Mother Nature spooks Montreal, others into postponing trick or treating https://t.co/7UIvp8jeBk— CHEK News (@CHEK_News) October 31, 2019
Sasha Dubrovsky, meanwhile, said that Montreal is famous for its unpredictable weather and joked that having the kids go out in the rain would add to the Halloween atmosphere by making them “gritty.”
Toronto, which was also facing some harsh weather conditions, took the opportunity to poke fun at Montreal's decision to delay Halloween with the office of Mayor John Tory saying it had no plans to "mess with Halloween." The office added, "Mayor Tory hopes families across the city have a fun Halloween night and assures kids that their costumes are still great even if they have a coat on as well."
On Wednesday, Montreal Mayor Valérie Plante asked parents and their kids via tweet to wait one more night to go trick or treating.
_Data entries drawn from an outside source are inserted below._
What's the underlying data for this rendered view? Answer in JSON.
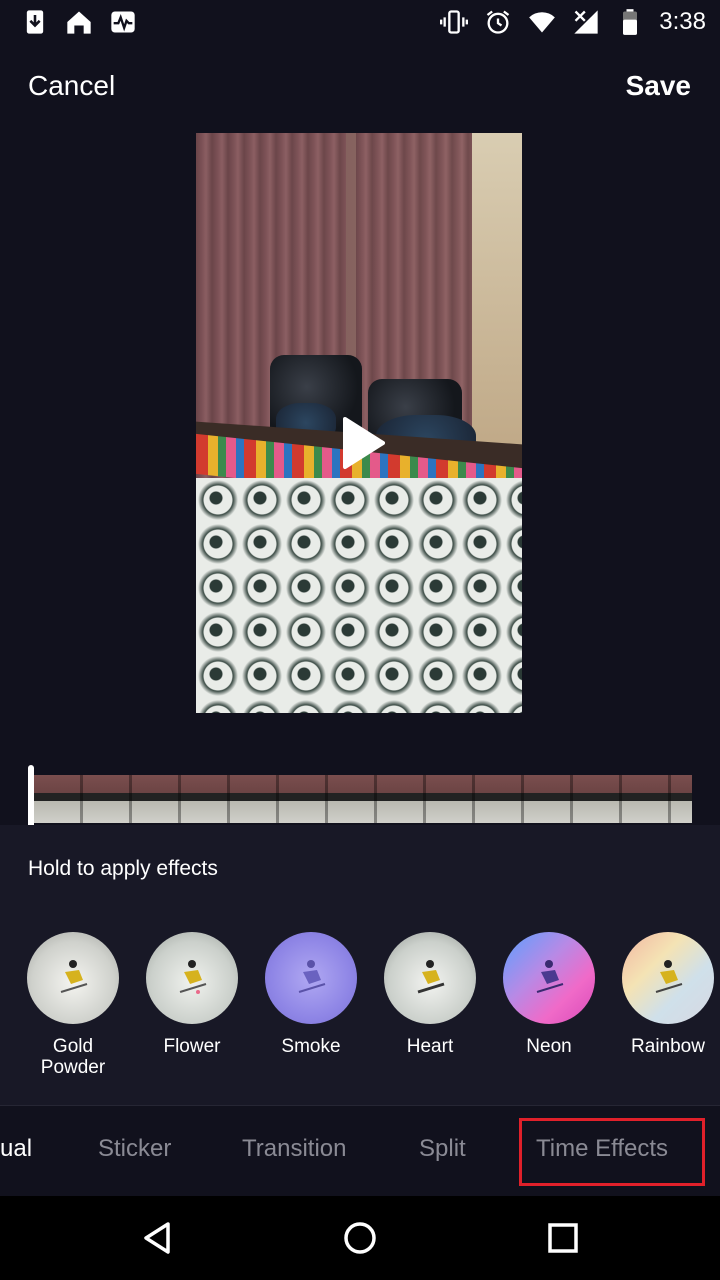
{
  "status_bar": {
    "time": "3:38",
    "left_icons": [
      "download-icon",
      "home-icon",
      "pulse-icon"
    ],
    "right_icons": [
      "vibrate-icon",
      "alarm-icon",
      "wifi-icon",
      "signal-icon",
      "battery-icon"
    ]
  },
  "header": {
    "cancel_label": "Cancel",
    "save_label": "Save"
  },
  "preview": {
    "play_icon": "play-icon"
  },
  "effects_panel": {
    "hint": "Hold to apply effects",
    "effects": [
      {
        "label": "Gold Powder",
        "tint": "#d6d8d4"
      },
      {
        "label": "Flower",
        "tint": "#cfd4cf"
      },
      {
        "label": "Smoke",
        "tint": "#8f86e6"
      },
      {
        "label": "Heart",
        "tint": "#d3d6d2"
      },
      {
        "label": "Neon",
        "tint": "#c27ad8"
      },
      {
        "label": "Rainbow",
        "tint": "#e9d6c4"
      }
    ]
  },
  "tabs": {
    "visual": "ual",
    "sticker": "Sticker",
    "transition": "Transition",
    "split": "Split",
    "time_effects": "Time Effects"
  },
  "colors": {
    "background": "#11111d",
    "panel": "#181826",
    "highlight": "#e0202a"
  }
}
The next day, however, she realized that not all of her constituents were happy with her suggestions, saying you’re "damned if you do, damned if you don't."
Meanwhile, Quebec Premier François Legault decided to keep his opinions to himself. "I wish all of our children to have fun tonight or tomorrow night," he told reporters in Quebec City. "I'll let the municipalities take the decision."
Should Halloween be moved because of bad weather? @jaxonair and @IAmLeeOnAir weigh in after Montreal and other cities decided to postpone the day trick-or-treaters take to the streets. Read more here: https://t.co/dwR4toUL5D #trickortreat #halloweengate pic.twitter.com/Rrrs99YjCU— CTV News (@CTVNews) October 31, 2019
Sainte-Julie, on Montreal's South Shore, was one of the first to announce that it would delay trick-or-treating. Kristy Cullen, a Sainte-Julie resident and mother of four, said her oldest daughter, who is nine, cried on Wednesday when she came home. "She was like, 'That ruins everything. It's Halloween. It's tradition,'" Cullen told CBC Montreal's Daybreak.
Cullen said her kids have gone trick-or-treating in the rain before and don’t mind wearing raincoats over their costumes. Meanwhile, Kim Pollock, a Longueuil mother, also said that the rain adds to the ghostly Halloween atmosphere. "Will we get wet? Yes. But, I mean, kids have to learn today that we're going to [get] dry. It's not going to hurt them," she said. "I think we're bubble-wrapping them a little too much."